4. Experimental Design and Results Analysis

4.1. Experimental Dataset

The experimental dataset consists of 812 non-standard automation projects completed over the past five years, covering installation, transport, inspection, and flexible tooling. Stratified sampling by process category ensured balanced cost structures. Forty-two cost and structural components were collected, and preprocessing yielded 28 standardized features, 74.1% of which were continuous. The data were split into 70%, 20%, and 10% subsets, with related projects grouped by shared identifiers to prevent leakage. All samples underwent Box-Cox transformation and Z-score normalization before being stored in a versioned data warehouse for model training access [10].

4.2. Model Training Process

Model training followed a unified parameter management scheme. Base models were trained on the training set, with hyperparameter search and early stopping performed on the validation set. XGBoost used a 0.05 learning rate, max depth of 6, and 0.8 subsampling; LightGBM adopted 31 leaves, a depth limit of 6, and a 0.7 feature sampling ratio. The MLP employed a 64–32 hidden structure with ReLU activation and Adam (learning rate 1e-3). Validation-based early stopping (patience = 50) ensured stable convergence. As shown in Figure 4, tree models stabilized around 120 iterations, while the MLP converged near 180. Checkpoints with the lowest validation MAE were retained for ensemble integration to maintain consistent optimization across models.

4.3. Performance Evaluation Metrics

To assess the accuracy and stability of bid prediction, a four-measure evaluation system was used, which consisted of MAE, RMSE, MAPE, and R ². MAE is a measure of absolute error, which is suitable for situations where there are large quotation ranges in non-standard projects; RMSE is sensitive to fluctuations in large projects, which reveals model bias in high-cost segments; MAPE evaluates relative errors, focusing on predicting the stability of small projects; R ² reflects the ability of the model to adapt to changes in cost structure. In the process of evaluation, the measure is calculated separately for each project size, and the right side is evaluated separately to guarantee the robustness of the model in the extreme cost area. Residual distribution statistics are also introduced to help identify possible systemic bias in errors, and to ensure consistency across the model.

4.4. Experimental Results

To validate model effectiveness, performance comparisons were conducted on the test set for each base model and the ensemble model. Evaluation results are shown in Table 1. The table indicates that the tree model outperforms the linear model in terms of MAE and RMSE, while the ensemble model achieves the best performance across all four metrics. This demonstrates that the multi-model structure effectively mitigates the impact of structural differences between project types.

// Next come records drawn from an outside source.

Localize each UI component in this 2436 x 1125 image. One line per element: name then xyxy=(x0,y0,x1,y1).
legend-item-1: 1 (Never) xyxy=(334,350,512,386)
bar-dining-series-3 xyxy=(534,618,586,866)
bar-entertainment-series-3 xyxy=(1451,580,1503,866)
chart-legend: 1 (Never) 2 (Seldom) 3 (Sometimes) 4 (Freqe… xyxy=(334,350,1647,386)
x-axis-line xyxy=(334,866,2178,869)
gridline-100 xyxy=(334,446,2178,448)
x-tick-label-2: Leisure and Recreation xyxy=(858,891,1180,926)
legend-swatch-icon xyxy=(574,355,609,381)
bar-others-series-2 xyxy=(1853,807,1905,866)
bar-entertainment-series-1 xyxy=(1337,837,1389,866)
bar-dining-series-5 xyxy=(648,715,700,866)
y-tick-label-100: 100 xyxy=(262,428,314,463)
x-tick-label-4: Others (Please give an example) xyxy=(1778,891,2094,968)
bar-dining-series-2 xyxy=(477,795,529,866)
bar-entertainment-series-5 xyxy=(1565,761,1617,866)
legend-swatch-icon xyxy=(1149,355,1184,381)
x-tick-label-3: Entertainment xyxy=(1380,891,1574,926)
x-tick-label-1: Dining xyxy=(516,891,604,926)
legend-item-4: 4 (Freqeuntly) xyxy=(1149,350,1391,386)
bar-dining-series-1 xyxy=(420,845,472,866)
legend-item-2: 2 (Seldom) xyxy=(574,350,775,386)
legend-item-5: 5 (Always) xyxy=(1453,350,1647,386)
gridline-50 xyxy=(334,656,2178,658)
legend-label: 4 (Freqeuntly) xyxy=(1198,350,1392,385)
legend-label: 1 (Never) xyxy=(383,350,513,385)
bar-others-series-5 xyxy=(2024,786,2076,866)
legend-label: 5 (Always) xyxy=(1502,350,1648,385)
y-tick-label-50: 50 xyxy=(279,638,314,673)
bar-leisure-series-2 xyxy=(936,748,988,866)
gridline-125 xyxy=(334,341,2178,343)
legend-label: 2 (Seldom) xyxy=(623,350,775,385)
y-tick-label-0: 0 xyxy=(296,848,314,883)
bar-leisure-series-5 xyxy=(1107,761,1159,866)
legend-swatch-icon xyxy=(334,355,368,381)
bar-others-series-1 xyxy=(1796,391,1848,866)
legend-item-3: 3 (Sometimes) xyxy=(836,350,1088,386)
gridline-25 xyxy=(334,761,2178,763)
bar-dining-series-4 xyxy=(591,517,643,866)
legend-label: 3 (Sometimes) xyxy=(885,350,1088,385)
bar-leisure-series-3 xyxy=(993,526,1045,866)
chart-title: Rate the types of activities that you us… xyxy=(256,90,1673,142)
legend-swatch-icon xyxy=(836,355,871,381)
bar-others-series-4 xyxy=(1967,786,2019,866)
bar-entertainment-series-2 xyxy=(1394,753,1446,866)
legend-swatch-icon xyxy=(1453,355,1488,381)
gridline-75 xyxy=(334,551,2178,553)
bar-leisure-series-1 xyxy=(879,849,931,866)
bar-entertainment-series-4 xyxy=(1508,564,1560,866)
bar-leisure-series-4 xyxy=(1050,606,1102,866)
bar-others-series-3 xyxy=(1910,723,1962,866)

Table 1 demonstrates that the fusion model exhibits significantly reduced volatility in high-cost zones, with RMSE improvement outperforming individual models, indicating the residual correction module enhances tail distribution performance. To further validate model fitting, Figure 5 displays the scatter plot distribution of predicted versus actual values.Scatter points predominantly cluster near 45°, with deviations concentrated in projects spanning extreme process ranges, indicating high reliability across typical intervals. Analysis of scatter density reveals a slight upward bias in the high-value project segment, consistent with the RMSE differences in Table 1.

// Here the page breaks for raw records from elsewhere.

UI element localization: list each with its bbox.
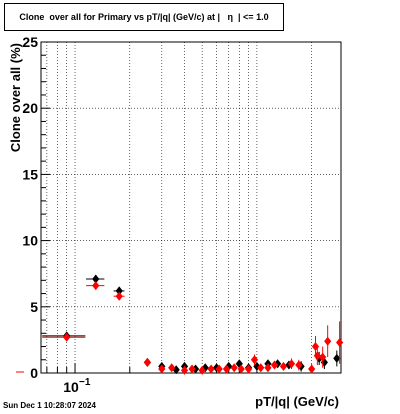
data-point xyxy=(257,363,265,373)
x-tick-label-exponent: −1 xyxy=(79,377,91,388)
grid-lines xyxy=(41,42,341,373)
x-axis-label: pT/|q| (GeV/c) xyxy=(255,394,339,409)
data-point xyxy=(222,364,231,374)
data-point xyxy=(92,274,100,284)
data-point xyxy=(324,336,332,346)
data-point xyxy=(264,363,272,373)
data-point xyxy=(313,351,321,361)
data-point xyxy=(158,364,166,374)
data-point xyxy=(311,342,320,352)
timestamp: Sun Dec 1 10:28:07 2024 xyxy=(3,401,96,410)
x-tick-label: 10 xyxy=(63,379,79,395)
data-point xyxy=(237,364,245,374)
y-axis-label: Clone over all (%) xyxy=(8,43,23,152)
data-point xyxy=(198,365,206,375)
y-tick-label: 5 xyxy=(30,299,38,315)
data-point xyxy=(253,361,261,371)
data-point xyxy=(320,357,328,367)
data-point xyxy=(180,365,189,375)
data-point xyxy=(230,363,238,373)
y-tick-label: 0 xyxy=(30,365,38,381)
data-marks xyxy=(16,274,344,375)
data-point xyxy=(250,355,259,365)
data-point xyxy=(295,360,303,370)
series-1 xyxy=(42,274,341,375)
data-point xyxy=(188,364,196,374)
data-point xyxy=(207,364,215,374)
y-tick-label: 10 xyxy=(22,233,38,249)
data-point xyxy=(143,357,152,367)
data-point xyxy=(270,360,279,370)
data-point xyxy=(287,359,296,369)
data-point xyxy=(115,286,123,296)
axis-ticks xyxy=(41,41,313,374)
data-point xyxy=(244,364,253,374)
data-point xyxy=(168,363,176,373)
data-point xyxy=(319,352,327,362)
data-point xyxy=(215,364,223,374)
plot-frame xyxy=(40,41,342,374)
chart-title: Clone over all for Primary vs pT/|q| (Ge… xyxy=(19,12,269,22)
y-tick-label: 20 xyxy=(22,100,38,116)
data-point xyxy=(333,353,341,363)
data-point xyxy=(92,281,100,291)
data-point xyxy=(115,291,123,301)
data-point xyxy=(63,332,71,342)
title-box: Clone over all for Primary vs pT/|q| (Ge… xyxy=(4,3,284,31)
y-tick-label: 25 xyxy=(22,34,38,50)
data-point xyxy=(279,361,288,371)
y-tick-label: 15 xyxy=(22,166,38,182)
data-point xyxy=(308,364,316,374)
series-2 xyxy=(42,281,344,375)
data-point xyxy=(336,338,344,348)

Figure 6 presents the error distribution histogram. Errors cluster within the -1500, 1500 ten-thousand yuan range, exhibiting a short right tail, indicating that residual correction effectively mitigates the accumulation of large errors. The column distribution shows good symmetry with no observable systematic bias, demonstrating that the fusion model achieves stable output across different scale intervals.

5. Conclusion

In this paper, a data-driven pricing system based on historical finance data is proposed to solve the problem of bidding and pricing in non-standard automation projects. From data preprocessing, characteristic structure, model choice, and fusion prediction, the system formalizes heterogeneous cost factors into structured representations that quantitatively capture project complexity, schedule pressure, and cost composition. Through the integration of tree, linear, and neural networks, it achieves robust fitting performance for various project types. Combined with a residual correction mechanism, it reduces tail bias caused by extreme cost fluctuations. Overall results show that constructing a multi-model integrated quotation framework for non-standard automation scenarios provides more stable prediction performance in highly discrete cost environments, forming an expandable engineering-based pricing methodology system while offering a scalable foundation for continuous model evolution driven by incremental data accumulation and adaptive algorithm optimization, enabling broader applicability across diverse project categories.

CCS CONCEPTS:

Information systems ~ Data management systems ~ Database design and models.

References

Zhou H, Gao B, Tang S, et al. Intelligent detection on construction project contract missing clauses based on deep learning and NLP[J]. Engineering, Construction and Architectural Management, 2025, 32(3): 1546-1580. [CrossRef]
Batini N, Becattini N, Cascini G. Machine learning as an enabler for design automation in engineering-to-order industry[J]. AI EDAM, 2025, 39: e15. [CrossRef]
Darilmaz M F, Demirel M, Altun H O, et al. Artificial Intelligence-Assisted Standard Plane Detection in Hip Ultrasound for Developmental Dysplasia of the Hip: A Novel Real-Time Deep Learning Approach[J]. Journal of Orthopaedic Research®, 2025, 43(10): 1813-1825. [CrossRef]
Goetz-Fu M, Haller M, Collins T, et al. Development and temporal validation of a deep learning model for automatic fetal biometry from ultrasound videos[J]. Journal of Gynecology Obstetrics and Human Reproduction, 2025: 103039. [CrossRef]
Li Z, Cai M, Chen J, et al. Self-supervised representation of non-standard mechanical parts and fine-tuning method integrating macro process knowledge[J]. Computer-Aided Design, 2025: 103954. [CrossRef]
Shan R, Jia X, Su X, et al. Ai-driven multi-objective optimization and decision-making for urban building energy retrofit: advances, challenges, and systematic review[J]. Applied Sciences, 2025, 15(16): 8944. [CrossRef]
Tupsounder A, Patwari R, Ambati R, et al. Automatic Recognition of Non-standard Number Plates using YOLOv8[C]//2024 11th International Conference on Computing for Sustainable Global Development (INDIACom). IEEE, 2024: 314-319.
Rashid C H, Shafi I, Khattak B H A, et al. ANN-based software cost estimation with input from COCOMO: CANN model[J]. Alexandria Engineering Journal, 2025, 113: 681-694. [CrossRef]
Guo S, Chen Y, Kuang Y, et al. Developing machine learning-driven acute kidney injury predictive models using non-standard EMRs in resource-limited settings[J]. Medical Physics, 2025, 52(10): e70038. [CrossRef]
Zhang X, Qin M, Cheng T, et al. Intelligent Collaborative Robot Based on DMHF-CNN+ YOLOv7 and Soft Q-Learning in Non-Standard Industrial Parts Assembly[C]//2024 IEEE 4th International Conference on Digital Twins and Parallel Intelligence (DTPI). IEEE, 2024: 401-404.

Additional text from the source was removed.